- Alangayam Location in Tamil Nadu, India
- Coordinates: 12°36′N 78°45′E﻿ / ﻿12.6°N 78.75°E
- Country: India
- State: Tamil Nadu
- District: Tirupathur
- Elevation: 572 m (1,877 ft)

Population (2011)
- • Total: 18,327

Languages
- • Official: Tamil
- Time zone: UTC+5:30 (IST)
- PIN: 635701
- Telephone code: 04174
- Vehicle registration: TN-83
- Sex ratio: 1000 females for every 1000 males ♂/♀

= Alangayam =

Alangayam is a Selection Grade Town Panchayat in Tirupathur district in the state of Tamil Nadu, India. It is located at 18 km from Vaniyambadi.

Alangayam is 8 km from the famous Vainu Bappu Observatory in Kavalur. This town is surrounded by mountains on all sides, which keeps Alangayam at a moderate temperature for most of the year.

Alangayam comprises villages named Kalai Koil, Peddur, Badakuppam, Pulugarpalli, Gejjaloor, Bunkur, Nadumiyur, Rajapalayam, MGR Nagar, Narasingapuram, Kallaraipatti and Konkiyur.
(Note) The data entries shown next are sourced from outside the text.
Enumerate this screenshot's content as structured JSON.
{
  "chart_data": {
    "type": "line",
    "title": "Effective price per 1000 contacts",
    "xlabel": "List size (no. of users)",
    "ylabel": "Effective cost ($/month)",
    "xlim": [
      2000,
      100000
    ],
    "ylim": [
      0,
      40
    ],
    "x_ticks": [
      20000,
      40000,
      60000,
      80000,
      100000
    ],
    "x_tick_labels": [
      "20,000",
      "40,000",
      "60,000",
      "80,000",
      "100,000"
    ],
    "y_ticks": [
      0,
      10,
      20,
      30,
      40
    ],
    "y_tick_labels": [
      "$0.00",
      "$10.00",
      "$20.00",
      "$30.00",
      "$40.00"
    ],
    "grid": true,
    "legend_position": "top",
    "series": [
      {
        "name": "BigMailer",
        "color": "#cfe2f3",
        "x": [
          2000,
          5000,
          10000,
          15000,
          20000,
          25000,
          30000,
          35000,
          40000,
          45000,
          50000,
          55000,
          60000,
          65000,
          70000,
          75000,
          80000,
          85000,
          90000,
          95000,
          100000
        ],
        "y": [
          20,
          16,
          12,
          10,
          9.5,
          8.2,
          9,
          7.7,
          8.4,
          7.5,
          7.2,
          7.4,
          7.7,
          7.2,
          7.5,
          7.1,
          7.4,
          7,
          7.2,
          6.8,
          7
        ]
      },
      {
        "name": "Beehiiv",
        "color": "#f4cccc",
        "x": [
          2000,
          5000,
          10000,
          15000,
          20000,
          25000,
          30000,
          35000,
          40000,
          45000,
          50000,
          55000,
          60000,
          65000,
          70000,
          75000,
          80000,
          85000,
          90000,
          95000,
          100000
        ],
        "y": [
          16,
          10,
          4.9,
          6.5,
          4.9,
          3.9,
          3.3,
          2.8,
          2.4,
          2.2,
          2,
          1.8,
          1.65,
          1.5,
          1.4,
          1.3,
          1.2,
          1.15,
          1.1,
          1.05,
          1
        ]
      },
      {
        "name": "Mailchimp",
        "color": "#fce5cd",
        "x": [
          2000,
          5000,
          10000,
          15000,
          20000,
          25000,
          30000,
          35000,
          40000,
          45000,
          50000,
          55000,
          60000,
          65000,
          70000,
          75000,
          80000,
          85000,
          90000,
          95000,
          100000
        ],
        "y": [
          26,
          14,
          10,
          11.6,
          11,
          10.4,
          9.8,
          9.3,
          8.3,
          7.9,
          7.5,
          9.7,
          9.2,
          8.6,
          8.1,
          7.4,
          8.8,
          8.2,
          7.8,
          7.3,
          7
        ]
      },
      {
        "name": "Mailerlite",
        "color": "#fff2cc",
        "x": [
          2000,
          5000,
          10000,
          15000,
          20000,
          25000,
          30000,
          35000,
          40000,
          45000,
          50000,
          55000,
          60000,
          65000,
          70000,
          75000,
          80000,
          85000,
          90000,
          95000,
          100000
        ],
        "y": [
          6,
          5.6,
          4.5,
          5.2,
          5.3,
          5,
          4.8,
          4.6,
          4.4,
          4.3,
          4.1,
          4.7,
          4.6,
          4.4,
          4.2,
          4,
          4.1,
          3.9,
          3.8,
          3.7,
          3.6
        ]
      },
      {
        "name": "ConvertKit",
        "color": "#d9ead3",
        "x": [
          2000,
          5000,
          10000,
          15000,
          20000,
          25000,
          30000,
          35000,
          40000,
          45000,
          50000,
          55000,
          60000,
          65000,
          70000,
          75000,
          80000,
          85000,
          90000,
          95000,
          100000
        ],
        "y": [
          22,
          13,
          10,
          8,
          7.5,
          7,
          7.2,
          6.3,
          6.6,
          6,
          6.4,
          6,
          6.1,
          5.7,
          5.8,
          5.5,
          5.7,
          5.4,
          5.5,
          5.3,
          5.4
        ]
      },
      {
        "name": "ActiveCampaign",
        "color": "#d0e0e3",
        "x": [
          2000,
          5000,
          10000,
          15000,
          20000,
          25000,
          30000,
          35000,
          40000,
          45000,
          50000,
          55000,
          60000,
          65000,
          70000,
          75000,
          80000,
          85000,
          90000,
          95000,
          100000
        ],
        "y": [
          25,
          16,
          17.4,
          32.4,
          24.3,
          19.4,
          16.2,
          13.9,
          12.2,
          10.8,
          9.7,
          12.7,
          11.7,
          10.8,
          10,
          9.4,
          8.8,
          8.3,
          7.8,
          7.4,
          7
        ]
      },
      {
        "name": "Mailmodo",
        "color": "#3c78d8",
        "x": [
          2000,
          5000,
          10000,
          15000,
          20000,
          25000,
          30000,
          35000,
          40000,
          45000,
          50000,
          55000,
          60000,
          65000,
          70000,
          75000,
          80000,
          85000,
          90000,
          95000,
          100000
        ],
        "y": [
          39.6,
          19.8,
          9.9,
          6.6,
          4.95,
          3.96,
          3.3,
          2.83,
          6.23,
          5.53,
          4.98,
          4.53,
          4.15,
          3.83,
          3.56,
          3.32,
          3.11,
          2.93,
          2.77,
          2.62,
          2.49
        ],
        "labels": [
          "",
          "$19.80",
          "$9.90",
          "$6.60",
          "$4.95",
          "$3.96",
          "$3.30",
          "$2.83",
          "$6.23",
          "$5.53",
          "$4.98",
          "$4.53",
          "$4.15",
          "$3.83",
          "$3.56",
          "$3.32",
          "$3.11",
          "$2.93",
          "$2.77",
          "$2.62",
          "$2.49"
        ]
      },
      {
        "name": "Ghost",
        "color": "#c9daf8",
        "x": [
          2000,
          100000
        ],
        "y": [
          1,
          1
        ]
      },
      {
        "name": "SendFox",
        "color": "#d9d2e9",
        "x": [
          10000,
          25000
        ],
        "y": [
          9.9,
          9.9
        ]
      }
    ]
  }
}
Alangayam is a Town Panchayat in district of Thirupattur, Tamil Nadu. The Alangayam Town Panchayat is divided into 15 wards. Alangayam Town Panchayat has population of 18,327 of which 9,059 are males while 9,268 are females as per report released by Census India 2011.

==Climate==

Climate data for Alangayam, Tamil Nadu, India
| Month | Jan | Feb | Mar | Apr | May | Jun | Jul | Aug | Sep | Oct | Nov | Dec | Year |
| Mean daily maximum °F (°C) | 82.6 (28.1) | 87.4 (30.8) | 92.7 (33.7) | 95.5 (35.3) | 97.0 (36.1) | 93.0 (33.9) | 89.8 (32.1) | 89.6 (32.0) | 89.1 (31.7) | 86.2 (30.1) | 82.4 (28.0) | 80.6 (27.0) | 88.8 (31.6) |
| Daily mean °F (°C) | 72.5 (22.5) | 75.7 (24.3) | 80.4 (26.9) | 84.6 (29.2) | 86.4 (30.2) | 84.0 (28.9) | 81.5 (27.5) | 81.3 (27.4) | 80.6 (27.0) | 78.3 (25.7) | 74.5 (23.6) | 72.0 (22.2) | 79.3 (26.3) |
| Mean daily minimum °F (°C) | 62.6 (17.0) | 64.2 (17.9) | 68.2 (20.1) | 73.8 (23.2) | 75.9 (24.4) | 75.0 (23.9) | 73.4 (23.0) | 73.0 (22.8) | 72.1 (22.3) | 70.3 (21.3) | 66.7 (19.3) | 63.5 (17.5) | 69.9 (21.1) |
| Average rainfall inches (mm) | 0.354 (9.0) | 0.197 (5.0) | 0.354 (9.0) | 1.142 (29.0) | 3.189 (81.0) | 2.165 (55.0) | 4.173 (106.0) | 4.764 (121.0) | 5.512 (140.0) | 7.323 (186.0) | 4.173 (106.0) | 1.457 (37.0) | 34.803 (884) |
Source:

==Demographics==
As of 2001 India census, Alangayam had a population of 16,851. Males constitute 50% of the population and females 50%. 13% of the population is under 6 years of age.
Kavalur, the place where Asia's second largest Observatory is situated 8 km from Alangayam. It is in the foot of Yelagiri Hill and Javadu Hills of Tirupathur district. Alangayam is surrounded by forests which is an integral part of disturbed Eastern Ghats.
== Transport ==
Alangayam has a bus station which connects to many cities, including Thirupattur and Vaniyambadi. From these, it is possible to get connections to Vellore and other major cities in Tamil Nadu.